研究グループは素材の分かっているプラスチック粒子を対象に,HSI計測の条件を最適化したところ,ポリエチレン(PE),ポリプロピレン(PP),ポリスチレン(PS)等,主なプラスチックについて,反射スペクトルの特徴の違いをもとに,100µmの微小サイズまで高速で検出・分類できることを確かめた。
具体的には,11種類の身近なプラスチック素材の近赤外波長範囲(900−1700nm)での反射スペクトルを計測し,それを基準とした類似性に基づいて,プラスチックの材質の識別を進めた。

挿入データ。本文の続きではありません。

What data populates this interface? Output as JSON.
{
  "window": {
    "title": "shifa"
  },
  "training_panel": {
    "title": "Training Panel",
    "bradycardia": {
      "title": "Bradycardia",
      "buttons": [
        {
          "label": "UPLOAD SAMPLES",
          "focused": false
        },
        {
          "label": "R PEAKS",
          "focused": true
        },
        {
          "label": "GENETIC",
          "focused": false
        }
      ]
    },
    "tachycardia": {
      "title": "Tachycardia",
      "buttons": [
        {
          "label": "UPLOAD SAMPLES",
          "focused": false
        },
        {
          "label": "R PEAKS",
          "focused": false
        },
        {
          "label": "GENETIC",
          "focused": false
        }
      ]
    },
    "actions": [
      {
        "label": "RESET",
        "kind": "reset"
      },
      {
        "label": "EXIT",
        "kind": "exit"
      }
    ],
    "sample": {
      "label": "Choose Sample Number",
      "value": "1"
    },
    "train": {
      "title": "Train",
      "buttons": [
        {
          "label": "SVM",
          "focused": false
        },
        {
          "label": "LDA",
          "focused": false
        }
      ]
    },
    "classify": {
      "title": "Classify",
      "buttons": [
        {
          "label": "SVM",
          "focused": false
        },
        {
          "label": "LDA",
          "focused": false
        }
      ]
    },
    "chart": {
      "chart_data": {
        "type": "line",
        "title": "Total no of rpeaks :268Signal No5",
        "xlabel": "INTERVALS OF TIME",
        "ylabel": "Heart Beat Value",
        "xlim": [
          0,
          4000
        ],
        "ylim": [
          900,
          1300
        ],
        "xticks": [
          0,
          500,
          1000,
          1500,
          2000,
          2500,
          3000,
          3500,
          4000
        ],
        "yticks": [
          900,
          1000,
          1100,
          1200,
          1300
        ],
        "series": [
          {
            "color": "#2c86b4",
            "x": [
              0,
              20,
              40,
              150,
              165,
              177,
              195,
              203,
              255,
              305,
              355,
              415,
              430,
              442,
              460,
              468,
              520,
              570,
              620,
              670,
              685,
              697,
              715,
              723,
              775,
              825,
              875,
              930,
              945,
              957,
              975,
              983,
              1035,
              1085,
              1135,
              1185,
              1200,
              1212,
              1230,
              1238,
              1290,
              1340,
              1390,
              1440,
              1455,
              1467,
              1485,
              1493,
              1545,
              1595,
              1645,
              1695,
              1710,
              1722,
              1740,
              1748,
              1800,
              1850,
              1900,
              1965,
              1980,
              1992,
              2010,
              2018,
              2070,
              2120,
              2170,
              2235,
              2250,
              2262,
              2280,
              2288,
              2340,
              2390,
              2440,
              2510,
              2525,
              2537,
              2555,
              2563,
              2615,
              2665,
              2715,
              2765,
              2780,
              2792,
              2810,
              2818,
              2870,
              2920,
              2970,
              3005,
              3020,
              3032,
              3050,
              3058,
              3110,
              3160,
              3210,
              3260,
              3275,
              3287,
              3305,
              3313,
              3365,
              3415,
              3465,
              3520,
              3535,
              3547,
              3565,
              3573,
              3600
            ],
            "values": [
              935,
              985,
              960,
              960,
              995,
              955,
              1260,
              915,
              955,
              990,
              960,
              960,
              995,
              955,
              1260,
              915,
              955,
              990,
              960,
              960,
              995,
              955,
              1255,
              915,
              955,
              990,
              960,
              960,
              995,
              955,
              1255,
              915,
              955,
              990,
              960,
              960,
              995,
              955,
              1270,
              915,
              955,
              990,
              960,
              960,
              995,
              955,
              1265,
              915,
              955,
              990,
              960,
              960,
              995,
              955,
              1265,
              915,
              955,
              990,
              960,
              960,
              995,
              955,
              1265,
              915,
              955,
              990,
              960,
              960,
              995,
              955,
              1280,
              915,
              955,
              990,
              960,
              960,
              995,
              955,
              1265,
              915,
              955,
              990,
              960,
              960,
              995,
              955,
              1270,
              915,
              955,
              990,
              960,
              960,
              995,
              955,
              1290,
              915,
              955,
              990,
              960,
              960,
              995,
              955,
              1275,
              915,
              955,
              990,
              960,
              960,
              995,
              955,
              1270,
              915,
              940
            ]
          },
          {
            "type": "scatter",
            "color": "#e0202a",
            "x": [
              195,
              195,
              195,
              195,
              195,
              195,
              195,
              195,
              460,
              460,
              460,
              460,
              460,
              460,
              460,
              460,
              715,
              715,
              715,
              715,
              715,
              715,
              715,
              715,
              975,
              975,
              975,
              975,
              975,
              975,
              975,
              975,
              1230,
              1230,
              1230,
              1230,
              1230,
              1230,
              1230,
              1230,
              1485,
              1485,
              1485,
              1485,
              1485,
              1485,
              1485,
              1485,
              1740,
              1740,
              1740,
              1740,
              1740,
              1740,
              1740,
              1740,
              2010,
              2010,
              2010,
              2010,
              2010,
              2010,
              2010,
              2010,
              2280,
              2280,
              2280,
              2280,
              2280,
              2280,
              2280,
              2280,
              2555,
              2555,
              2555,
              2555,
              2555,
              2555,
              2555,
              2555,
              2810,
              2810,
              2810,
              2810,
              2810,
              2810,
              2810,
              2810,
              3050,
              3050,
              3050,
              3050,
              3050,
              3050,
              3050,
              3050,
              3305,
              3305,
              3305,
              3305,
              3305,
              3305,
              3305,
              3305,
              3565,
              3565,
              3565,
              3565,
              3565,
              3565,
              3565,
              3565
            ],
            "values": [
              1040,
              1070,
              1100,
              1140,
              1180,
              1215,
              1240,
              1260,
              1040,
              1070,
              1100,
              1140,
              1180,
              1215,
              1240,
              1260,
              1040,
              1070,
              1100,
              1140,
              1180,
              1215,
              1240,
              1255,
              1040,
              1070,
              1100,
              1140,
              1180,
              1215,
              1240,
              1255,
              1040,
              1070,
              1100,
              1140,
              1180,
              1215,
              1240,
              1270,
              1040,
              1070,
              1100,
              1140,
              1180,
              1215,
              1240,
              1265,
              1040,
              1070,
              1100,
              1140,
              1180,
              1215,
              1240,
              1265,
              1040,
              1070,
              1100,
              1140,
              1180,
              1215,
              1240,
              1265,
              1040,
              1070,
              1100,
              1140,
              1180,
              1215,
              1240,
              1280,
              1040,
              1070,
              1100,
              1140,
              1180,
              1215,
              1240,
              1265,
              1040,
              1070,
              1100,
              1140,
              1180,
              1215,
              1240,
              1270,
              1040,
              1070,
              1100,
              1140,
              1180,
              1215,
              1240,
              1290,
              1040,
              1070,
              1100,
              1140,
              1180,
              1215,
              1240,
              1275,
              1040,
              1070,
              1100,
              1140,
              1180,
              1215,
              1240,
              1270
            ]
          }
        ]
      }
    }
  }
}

最適化の際にはまず,近接マクロ撮影のためのレンズ配置や照明条件を工夫した。その上で,微小なプラスチック粒子からの微弱な信号をとらえるため,ターゲットとなる粒子を画像識別しやすく,海水をろ過したフィルターをそのまま解析できる,高いろ過性能を持つ「背景」材料を選定した。
特に,300µm以下の微小粒子も保持できるようなろ過材が求められたが,この研究の結果,これらの条件を満たす背景材料として,金コートフィルターが最も適切であることが分かった。
金コートフィルター上では,100µm程度の大きさでも,PE,PS,PPそれぞれの素材に固有の反射スペクトルパターンを十分に保持していた。その特長をもとにしたスペクトルアングルマッパー識別アルゴリズムでも十分に素材同定ができていることもわかった。この画像解析の水平解像度は約15µmであり,カメラに用いているセンサーの画素サイズに近い値を達成している。
また,GF10などのガラスフィルターについても,反射スペクトルの波長パターンがフラットで,ろ過素材としての条件を満たすことがわかり,金コートフィルターより安価な代替材料として利用可能であることも見出した。
さらに,1cm×1cmのフィルター面をスキャンするのに要する時間は約10秒で,従来のフーリエ変換赤外分光法に比べ,約100倍の速さで評価が可能であることも確かめられた。今後は次の段階として,海水中の実サンプルへの適用を実施する予定としている。